The lack of laforin and malin expression may induce some aberrant activity of neuronal networks, resulting in increased GABAA receptor-mediated hyperexcitability. EEG records of PTZ-induced seizures in Epm2a and Epm2b mice showed the presence of characteristic patterns of discharges. Both Epm2a and Epm2b mice display a shorter period of latency with irregular spike and spike-wave discharges before the appearance of the tonic-clonic seizure as compared to age-matched controls. Moreover, post-ictal discharges with myoclonic correlates started suddenly in both models. This behavior may reflect the existence of alterations in the GABAergic neurotransmission which could be involved in the generation of epileptic traits.

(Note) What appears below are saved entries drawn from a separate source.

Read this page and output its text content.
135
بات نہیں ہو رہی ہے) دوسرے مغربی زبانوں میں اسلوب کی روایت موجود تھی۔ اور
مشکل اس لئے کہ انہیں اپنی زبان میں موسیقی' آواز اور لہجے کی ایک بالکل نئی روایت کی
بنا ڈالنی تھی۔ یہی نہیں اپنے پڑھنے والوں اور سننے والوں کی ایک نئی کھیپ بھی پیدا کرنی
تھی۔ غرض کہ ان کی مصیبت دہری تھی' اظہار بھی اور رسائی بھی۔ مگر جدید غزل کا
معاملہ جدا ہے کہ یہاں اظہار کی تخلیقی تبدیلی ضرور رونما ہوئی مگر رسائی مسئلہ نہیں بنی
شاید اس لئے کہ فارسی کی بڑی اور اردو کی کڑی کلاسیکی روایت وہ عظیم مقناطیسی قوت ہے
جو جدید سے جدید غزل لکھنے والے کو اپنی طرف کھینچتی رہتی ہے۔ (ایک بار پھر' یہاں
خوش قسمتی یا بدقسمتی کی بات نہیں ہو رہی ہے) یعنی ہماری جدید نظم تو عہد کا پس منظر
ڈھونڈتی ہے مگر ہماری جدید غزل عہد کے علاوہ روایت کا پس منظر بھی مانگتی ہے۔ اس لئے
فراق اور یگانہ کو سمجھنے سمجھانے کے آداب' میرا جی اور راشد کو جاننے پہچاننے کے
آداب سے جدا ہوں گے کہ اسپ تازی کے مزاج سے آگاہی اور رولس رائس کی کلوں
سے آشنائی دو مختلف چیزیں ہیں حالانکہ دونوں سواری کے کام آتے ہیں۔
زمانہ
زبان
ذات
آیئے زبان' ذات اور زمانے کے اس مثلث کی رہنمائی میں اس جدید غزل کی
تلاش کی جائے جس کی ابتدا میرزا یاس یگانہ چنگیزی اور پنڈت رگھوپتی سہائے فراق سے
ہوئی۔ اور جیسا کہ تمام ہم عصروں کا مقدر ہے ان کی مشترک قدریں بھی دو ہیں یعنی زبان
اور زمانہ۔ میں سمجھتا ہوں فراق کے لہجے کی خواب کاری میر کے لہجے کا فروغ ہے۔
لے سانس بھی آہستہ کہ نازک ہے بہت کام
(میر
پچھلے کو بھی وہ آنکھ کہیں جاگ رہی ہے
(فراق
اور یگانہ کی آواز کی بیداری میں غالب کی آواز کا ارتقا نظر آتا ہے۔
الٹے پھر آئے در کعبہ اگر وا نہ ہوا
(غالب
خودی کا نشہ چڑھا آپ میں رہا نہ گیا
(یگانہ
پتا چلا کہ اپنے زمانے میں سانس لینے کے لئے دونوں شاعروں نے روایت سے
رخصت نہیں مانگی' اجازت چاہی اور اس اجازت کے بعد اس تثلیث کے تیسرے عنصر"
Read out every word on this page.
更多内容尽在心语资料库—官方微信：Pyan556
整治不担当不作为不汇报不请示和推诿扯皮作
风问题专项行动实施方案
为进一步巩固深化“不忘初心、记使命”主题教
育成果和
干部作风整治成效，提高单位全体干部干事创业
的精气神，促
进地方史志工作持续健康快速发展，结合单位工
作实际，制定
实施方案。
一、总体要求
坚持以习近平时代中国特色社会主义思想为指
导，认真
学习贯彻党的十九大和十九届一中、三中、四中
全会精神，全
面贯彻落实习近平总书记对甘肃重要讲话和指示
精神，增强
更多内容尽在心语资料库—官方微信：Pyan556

Overall, our results show that mice lacking expression of either laforin or malin display different degrees of increased GABAA receptor-mediated hyperexcitability after administration of the epiletogenic agent PTZ. Our Epm2a and Epm2b models may assist in understanding the way laforin and malin mutations regulate excitotoxic damage and in assaying novel agents aimed at reducing epileptic seizures in this devastating disease.

Conflict of interest statement

The authors declare that the research was conducted in the absence of any commercial or financial relationships that could be construed as a potential conflict of interest.